Thomas & Emanuel Taylor’s management and staff outside the shop in Silver Street in about 1890

Wine, spirit and beer merchants grew from two directions- from grocers and from chemists. The largest, Thomas & Emanuel Taylor started as chemists and druggists in what is now the Bunch of Grapes public house, Silver Street. By 1880 they had entirely switched to the wine and spirit trade, previously a side line, and had built a large new shop and store on the other side of the road. John Harold, the last of the Taylors, retired in 1931 and the old shop became the pub, while the wine merchants passed into other hands.
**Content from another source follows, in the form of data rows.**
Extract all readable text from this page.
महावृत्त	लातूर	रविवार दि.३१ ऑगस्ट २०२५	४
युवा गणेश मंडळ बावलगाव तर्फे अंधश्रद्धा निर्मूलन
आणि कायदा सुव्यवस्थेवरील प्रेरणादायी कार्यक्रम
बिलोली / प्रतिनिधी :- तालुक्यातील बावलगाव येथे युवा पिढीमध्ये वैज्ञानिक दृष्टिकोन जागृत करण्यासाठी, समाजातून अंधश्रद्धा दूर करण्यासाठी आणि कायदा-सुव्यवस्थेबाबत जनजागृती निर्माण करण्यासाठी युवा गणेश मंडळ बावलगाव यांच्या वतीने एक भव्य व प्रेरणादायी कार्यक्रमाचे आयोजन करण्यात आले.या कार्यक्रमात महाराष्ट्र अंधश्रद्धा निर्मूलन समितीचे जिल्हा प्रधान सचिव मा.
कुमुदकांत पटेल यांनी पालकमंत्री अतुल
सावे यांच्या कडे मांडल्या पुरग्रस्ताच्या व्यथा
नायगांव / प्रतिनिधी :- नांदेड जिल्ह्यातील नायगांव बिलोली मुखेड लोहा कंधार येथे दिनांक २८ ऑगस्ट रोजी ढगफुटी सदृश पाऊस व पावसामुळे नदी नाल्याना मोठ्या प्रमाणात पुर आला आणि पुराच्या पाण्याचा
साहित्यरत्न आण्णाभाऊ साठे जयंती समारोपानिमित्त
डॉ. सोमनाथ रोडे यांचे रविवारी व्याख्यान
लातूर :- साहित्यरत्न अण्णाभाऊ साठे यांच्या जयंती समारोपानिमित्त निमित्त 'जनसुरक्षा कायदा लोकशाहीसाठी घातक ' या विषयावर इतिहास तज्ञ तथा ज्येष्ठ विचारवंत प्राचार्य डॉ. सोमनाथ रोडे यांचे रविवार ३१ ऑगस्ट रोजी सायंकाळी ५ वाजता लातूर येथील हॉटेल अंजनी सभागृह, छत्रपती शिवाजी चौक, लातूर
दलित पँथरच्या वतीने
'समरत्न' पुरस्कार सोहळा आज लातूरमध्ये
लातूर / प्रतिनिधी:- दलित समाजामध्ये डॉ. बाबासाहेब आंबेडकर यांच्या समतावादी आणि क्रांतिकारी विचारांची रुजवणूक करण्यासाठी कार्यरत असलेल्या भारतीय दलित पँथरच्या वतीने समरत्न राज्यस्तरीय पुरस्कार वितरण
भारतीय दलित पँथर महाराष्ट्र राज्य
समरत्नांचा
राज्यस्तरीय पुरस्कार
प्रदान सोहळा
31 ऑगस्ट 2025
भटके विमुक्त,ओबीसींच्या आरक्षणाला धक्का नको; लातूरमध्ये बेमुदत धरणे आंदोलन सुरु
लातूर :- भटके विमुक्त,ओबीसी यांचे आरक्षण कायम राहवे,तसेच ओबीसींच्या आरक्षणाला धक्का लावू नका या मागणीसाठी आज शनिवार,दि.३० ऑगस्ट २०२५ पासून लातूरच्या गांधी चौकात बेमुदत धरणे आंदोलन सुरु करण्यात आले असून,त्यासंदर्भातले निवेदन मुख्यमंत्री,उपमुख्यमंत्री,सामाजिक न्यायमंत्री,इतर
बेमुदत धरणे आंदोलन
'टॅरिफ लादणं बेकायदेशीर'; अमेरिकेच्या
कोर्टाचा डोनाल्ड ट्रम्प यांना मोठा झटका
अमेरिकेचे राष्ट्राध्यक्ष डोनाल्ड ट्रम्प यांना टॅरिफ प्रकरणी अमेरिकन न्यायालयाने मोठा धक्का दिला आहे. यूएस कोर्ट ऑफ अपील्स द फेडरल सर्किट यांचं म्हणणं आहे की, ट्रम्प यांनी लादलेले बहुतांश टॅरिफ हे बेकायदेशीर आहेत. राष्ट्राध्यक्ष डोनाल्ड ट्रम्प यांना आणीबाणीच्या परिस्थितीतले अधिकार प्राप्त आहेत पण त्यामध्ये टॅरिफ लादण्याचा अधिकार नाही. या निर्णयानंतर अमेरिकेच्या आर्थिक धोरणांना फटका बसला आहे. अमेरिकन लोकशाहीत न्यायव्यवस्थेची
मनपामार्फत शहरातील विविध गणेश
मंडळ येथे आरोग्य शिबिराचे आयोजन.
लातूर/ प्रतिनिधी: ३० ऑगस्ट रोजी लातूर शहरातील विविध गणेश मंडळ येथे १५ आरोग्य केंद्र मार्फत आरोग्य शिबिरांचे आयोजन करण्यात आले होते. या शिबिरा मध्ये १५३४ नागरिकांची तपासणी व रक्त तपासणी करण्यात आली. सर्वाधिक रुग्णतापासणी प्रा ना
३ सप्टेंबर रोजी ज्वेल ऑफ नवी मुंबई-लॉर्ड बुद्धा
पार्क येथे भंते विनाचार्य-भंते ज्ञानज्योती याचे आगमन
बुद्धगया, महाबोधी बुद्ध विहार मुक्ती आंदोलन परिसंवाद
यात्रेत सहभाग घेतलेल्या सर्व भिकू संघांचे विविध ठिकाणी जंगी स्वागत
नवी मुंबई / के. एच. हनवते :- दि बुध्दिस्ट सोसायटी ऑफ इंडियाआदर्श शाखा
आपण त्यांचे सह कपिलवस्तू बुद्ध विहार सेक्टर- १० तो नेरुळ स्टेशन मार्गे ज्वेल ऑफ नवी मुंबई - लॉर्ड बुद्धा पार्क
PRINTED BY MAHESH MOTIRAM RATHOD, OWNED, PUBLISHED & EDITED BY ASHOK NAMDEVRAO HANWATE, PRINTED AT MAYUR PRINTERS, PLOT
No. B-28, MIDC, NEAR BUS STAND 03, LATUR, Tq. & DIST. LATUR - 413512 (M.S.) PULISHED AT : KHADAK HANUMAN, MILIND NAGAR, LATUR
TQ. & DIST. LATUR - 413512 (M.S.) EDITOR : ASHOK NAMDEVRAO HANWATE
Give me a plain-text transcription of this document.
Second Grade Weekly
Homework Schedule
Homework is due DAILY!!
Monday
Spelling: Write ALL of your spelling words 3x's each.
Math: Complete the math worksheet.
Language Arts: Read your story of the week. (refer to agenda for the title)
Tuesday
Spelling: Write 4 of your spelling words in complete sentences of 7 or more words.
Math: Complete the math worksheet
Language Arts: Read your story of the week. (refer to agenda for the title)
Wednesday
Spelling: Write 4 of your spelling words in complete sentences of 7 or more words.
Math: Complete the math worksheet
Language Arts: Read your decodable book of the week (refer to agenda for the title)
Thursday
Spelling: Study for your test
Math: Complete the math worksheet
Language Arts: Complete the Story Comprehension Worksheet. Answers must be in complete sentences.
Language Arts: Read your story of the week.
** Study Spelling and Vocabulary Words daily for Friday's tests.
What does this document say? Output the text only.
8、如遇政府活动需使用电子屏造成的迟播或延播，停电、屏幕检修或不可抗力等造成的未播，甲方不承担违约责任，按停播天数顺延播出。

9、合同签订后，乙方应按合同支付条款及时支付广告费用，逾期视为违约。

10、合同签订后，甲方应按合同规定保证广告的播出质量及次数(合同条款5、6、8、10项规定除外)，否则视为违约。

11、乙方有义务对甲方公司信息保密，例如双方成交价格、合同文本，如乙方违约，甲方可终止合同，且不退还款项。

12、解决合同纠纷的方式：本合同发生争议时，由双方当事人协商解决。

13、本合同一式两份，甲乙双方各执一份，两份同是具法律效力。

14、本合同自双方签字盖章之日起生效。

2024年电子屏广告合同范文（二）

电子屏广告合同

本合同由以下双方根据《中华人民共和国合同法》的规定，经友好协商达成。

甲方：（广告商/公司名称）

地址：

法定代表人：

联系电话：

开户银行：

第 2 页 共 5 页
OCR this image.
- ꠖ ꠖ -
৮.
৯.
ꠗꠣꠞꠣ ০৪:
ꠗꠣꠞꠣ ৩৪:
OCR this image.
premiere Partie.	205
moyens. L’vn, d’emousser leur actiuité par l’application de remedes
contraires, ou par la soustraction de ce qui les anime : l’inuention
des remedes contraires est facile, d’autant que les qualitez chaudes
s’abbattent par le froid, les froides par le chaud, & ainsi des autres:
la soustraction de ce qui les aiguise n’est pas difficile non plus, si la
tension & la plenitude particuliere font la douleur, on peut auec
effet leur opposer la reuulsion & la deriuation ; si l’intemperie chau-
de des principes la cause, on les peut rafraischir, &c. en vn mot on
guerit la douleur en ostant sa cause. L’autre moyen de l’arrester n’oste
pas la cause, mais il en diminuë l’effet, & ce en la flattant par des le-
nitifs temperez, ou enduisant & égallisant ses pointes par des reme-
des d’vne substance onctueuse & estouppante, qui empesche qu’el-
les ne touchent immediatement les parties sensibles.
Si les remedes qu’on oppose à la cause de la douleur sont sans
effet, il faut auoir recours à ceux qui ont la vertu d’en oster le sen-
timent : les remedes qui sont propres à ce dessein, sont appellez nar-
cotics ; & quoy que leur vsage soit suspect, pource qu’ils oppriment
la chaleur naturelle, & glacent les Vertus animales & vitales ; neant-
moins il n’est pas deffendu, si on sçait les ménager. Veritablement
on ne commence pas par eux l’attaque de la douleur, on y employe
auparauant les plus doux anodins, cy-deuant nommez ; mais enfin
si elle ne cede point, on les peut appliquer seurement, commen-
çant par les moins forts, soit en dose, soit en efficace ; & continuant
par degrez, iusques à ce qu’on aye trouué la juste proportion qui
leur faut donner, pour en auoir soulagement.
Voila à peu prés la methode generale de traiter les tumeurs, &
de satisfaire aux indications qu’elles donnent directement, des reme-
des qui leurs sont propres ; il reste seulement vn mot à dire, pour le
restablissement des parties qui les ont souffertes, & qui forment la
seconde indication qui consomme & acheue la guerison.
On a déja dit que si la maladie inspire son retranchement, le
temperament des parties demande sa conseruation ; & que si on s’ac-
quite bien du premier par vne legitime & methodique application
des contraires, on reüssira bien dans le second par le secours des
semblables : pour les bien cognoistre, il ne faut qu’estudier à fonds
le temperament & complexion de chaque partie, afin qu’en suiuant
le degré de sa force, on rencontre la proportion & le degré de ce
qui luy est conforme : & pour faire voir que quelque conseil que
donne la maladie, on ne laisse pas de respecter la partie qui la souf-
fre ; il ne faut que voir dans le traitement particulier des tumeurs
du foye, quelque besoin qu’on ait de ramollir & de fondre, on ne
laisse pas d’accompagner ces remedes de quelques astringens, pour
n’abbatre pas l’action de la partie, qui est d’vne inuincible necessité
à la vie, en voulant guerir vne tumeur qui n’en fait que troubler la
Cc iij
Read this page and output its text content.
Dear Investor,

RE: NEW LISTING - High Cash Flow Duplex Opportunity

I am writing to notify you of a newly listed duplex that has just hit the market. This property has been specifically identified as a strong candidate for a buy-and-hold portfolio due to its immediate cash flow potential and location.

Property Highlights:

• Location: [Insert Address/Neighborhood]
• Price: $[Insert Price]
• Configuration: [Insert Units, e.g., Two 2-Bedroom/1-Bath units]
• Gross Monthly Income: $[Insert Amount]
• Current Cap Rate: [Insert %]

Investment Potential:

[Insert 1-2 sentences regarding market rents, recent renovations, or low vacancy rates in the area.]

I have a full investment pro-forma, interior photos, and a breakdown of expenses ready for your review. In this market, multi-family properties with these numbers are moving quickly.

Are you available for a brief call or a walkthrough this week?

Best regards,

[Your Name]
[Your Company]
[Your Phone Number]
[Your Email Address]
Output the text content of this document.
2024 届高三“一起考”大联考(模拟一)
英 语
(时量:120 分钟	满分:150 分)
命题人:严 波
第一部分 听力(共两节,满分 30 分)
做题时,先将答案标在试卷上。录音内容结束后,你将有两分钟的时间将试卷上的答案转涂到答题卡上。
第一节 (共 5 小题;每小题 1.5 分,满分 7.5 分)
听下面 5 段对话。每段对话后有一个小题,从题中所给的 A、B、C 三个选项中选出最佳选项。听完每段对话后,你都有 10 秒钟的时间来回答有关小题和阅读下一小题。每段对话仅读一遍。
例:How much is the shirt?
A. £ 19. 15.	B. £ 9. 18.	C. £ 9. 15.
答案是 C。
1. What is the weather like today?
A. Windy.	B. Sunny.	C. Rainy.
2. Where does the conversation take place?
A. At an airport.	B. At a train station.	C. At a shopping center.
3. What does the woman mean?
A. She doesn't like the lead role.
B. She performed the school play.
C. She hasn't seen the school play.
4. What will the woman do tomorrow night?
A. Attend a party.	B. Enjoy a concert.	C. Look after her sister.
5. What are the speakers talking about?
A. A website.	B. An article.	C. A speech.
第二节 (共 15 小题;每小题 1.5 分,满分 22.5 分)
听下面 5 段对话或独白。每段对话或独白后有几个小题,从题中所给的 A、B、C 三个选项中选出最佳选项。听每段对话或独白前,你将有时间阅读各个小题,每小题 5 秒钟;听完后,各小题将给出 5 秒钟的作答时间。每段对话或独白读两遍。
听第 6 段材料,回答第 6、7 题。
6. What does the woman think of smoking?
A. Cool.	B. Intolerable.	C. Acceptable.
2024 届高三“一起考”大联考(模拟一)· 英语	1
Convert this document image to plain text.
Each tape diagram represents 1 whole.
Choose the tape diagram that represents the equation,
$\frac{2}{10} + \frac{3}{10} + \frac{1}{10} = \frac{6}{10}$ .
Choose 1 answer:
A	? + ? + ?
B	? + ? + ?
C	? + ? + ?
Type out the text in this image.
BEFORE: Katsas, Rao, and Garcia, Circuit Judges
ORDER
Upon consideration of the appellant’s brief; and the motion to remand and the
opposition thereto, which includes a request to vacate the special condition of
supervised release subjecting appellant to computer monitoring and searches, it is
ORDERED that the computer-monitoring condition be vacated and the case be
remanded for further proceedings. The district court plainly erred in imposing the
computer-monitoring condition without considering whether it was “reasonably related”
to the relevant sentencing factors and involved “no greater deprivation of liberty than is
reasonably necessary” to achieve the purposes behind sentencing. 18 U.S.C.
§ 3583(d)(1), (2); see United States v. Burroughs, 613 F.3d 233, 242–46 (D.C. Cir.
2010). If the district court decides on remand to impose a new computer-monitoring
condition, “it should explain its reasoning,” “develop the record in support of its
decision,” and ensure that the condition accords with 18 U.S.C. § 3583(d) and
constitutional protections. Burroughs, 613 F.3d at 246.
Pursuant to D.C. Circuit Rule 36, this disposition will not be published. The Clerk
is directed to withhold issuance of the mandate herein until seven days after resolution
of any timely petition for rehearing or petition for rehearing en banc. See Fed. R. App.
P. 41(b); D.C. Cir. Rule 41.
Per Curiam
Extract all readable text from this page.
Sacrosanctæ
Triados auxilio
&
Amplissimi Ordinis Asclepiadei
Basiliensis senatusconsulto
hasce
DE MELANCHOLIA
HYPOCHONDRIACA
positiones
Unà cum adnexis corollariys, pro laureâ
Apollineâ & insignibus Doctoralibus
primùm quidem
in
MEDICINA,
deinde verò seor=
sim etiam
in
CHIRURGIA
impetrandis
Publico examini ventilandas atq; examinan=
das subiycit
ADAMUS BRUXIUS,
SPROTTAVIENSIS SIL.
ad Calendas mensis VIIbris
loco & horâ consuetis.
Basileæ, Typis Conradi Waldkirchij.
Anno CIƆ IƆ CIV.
In 1881 Taylors advertised Rogers’ ales at one shilling a gallon (and in barrels of 4½ to 54 gallons), invalid double stout was 30 shillings for 18 gallons, Guinness at 4 shillings for a dozen pint bottles and bottles of dry sherry for 24 shillings a dozen.

Chemists were generally licenced to sell alcohol and the Christopher pharmacy, further down Silver Street, also sold spirits, but it did not develop this line beyond selling the odd bottle of whisky or brandy.

At the end of the 19th century the brewer Harding built the brick shops in Silver Street to sell his own and other beers, as well as wine and spirits. Part of this shop is still in the same trade; having been a grocer’s shop, it became a branch of the national chain Peter Dominic, then its successor Thresher’s. After Thresher’s closed the branch it became Ruby Red, an independent wine merchant, followed in 2019 by Cru Wines Emporium, another locally-based wine merchant.

In Market Street, the grocer Albert Nichols, later Nichols & Bushell, was an agent for Gilbey’s wines and spirits. His shop is now the Dandy Lion public house. The advertisement is from 1911.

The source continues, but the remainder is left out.